What is the best kind of model for your research? Well, it all depends…

These can be easy to manipulate and are very commonly used. They can retain some features of their origin tissue type, however, this should be independently verified as many cell lines can drift over passage numbers and in different culture conditions. One challenge with immortalized lines is that they often contain multiple genomic alterations and are generally not diploid. While some immortalized cell lines are easier to work with, such as workhorse cell lines HEK293 and HeLa cells, it is important to validate that the pathway or phenotype you are studying can even be assayed in that cell line. While immortalized cell lines are easier to study, they trade off efficiency for biological relevance, so reaching conclusions from immortalized cells without any confirmation from primary cells or animal models is hazardous and can lead to incorrect results.

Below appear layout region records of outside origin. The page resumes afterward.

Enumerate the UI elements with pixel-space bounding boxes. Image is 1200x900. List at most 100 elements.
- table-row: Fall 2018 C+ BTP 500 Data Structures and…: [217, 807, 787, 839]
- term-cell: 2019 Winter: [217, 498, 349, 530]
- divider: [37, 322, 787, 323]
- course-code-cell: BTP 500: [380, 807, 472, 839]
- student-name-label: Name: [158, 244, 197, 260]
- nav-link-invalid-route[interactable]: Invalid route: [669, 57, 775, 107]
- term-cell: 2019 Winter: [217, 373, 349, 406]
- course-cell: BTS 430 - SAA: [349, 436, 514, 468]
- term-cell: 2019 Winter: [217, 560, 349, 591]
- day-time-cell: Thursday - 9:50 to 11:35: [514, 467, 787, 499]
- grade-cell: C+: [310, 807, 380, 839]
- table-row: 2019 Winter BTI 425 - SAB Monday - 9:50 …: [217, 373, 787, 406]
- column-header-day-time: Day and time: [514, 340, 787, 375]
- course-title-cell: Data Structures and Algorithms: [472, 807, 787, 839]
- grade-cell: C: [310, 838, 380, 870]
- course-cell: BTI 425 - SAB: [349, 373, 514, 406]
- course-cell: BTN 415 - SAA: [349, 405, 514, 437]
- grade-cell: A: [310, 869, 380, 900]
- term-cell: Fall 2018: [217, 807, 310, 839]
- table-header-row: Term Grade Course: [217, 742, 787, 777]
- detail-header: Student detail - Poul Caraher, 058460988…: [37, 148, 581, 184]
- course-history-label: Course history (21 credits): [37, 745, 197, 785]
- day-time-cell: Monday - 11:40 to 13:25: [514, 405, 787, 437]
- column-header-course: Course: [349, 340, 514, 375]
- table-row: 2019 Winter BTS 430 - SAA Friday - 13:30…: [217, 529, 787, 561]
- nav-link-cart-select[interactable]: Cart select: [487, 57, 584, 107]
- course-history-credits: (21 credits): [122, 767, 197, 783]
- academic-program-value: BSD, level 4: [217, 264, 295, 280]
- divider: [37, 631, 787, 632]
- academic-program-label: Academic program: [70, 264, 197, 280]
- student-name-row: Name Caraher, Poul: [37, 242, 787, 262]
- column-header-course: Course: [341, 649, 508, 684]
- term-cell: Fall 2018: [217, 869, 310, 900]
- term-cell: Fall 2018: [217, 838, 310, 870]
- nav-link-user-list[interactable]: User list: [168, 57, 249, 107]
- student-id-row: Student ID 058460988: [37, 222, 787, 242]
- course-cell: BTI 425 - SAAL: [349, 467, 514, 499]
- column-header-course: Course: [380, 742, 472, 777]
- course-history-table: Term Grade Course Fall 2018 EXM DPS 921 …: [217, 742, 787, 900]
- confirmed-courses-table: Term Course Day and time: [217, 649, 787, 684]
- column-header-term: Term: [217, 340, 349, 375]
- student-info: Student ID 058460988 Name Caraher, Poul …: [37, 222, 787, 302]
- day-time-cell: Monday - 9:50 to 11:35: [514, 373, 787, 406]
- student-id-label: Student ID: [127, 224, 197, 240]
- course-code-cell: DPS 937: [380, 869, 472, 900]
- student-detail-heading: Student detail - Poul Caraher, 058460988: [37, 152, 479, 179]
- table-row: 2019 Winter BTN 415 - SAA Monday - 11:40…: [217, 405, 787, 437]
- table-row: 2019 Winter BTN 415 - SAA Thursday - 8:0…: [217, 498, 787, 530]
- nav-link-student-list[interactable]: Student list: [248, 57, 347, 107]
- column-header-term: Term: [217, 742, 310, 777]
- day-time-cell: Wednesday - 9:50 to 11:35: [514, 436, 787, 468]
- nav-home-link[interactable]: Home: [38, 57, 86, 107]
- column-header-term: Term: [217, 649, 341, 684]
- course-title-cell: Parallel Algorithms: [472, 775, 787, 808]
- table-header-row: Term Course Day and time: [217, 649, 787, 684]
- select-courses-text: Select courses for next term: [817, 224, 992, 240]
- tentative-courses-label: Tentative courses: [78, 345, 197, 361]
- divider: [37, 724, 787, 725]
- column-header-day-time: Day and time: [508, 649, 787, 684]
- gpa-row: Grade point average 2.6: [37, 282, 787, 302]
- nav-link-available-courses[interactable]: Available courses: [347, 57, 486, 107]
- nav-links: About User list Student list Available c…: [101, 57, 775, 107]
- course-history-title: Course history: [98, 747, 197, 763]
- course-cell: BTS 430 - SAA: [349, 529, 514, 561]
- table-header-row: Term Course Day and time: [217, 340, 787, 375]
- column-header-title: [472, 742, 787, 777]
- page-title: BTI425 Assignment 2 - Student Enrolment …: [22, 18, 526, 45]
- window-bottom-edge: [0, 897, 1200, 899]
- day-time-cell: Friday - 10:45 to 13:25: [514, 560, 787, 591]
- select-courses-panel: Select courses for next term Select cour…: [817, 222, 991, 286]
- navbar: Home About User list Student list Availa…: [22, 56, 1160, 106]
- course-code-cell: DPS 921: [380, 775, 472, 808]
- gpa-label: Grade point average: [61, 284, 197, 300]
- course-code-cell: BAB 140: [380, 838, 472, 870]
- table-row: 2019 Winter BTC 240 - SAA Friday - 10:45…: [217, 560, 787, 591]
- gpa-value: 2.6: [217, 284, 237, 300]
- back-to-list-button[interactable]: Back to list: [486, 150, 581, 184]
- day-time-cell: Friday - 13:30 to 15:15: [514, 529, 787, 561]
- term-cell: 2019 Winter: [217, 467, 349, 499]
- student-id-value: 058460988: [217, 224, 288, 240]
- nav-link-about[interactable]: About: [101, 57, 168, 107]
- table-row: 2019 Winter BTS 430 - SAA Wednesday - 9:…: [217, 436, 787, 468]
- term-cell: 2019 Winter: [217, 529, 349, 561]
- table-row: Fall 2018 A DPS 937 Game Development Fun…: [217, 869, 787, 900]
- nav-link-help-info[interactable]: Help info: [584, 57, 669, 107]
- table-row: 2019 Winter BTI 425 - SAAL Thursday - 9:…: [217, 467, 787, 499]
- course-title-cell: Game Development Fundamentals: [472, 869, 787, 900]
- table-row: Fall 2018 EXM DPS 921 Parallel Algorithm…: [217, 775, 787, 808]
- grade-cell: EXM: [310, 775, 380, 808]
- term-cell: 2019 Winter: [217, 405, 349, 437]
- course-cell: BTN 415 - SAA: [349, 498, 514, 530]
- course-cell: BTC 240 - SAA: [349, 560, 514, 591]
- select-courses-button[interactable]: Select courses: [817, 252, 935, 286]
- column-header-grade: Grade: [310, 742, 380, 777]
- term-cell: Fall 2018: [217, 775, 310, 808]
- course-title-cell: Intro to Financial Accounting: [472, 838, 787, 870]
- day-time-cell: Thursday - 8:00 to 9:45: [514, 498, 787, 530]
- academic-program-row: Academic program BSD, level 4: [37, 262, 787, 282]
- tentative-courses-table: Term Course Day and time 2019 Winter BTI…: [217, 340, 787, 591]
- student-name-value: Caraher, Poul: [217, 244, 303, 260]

Immortalized lines are also often used in cancer studies, as through transformation, they become more like tumor cells than normal tissue and many cell lines are derived from tumors. However, it is important to note that in many tumors, there is a wide diversity of tissue types that maintain a balance within a tumor environment. This is often not recapitulated in relatively homogenous cell line populations. It is also important to note that the cancer models we may be utilizing, may not adequately recapitulate the tumors we hope to decipher.

Primary cells are the closest to “real” tissue, but also the most difficult to work with. They often cannot be made into clonal cell lines and when grown in traditional cell culture conditions, on rigid plastic, they will begin to drift and change their characteristics to grow in the new conditions. This makes CRISPR editing of primary cells particularly challenging. Large numbers of cells are often required, which may not always be available and substantial variation can exist between different donors that can confuse results. Due to many of these limitations, primary cells are often saved for final validation studies as concrete evidence that the effect being studied may be relevant.

While it can often take 6-12 months to master culturing induced pluripotent stem (iPS) cells, they can be a bridge between cell lines that may not replicate normal tissue and the delicate nature of primary cells. iPS cells in their own right are generally not inherently useful for tissue-specific biology. However, they can be manipulated far more easily than primary cells and clonally isolated. These modified cells can then be differentiated into diverse and complex cell types such as cardiomyocytes and neuronal lineages that more concretely represent that tissue type. This allows for much more biologically relevant insights and even opens the door to patient-specific disease modeling. As iPS cells can be created from the cells of any human, the cells of a patient with Alzheimer’s disease can be reprogrammed to iPS cells for characterization. If a mutation is thought to be necessary for the disease progression, this can be either “reverted” to the wildtype version or inserted into otherwise normal cells. These can then be differentiated into neuronal cells and studied for characteristics of Alzheimer’s disease.

iPS cells represent an exciting new frontier in disease modeling and drug discovery, as we can now faithfully recapitulate and screen genetic variants in realistic cells without genetic abnormalities that may distort the results.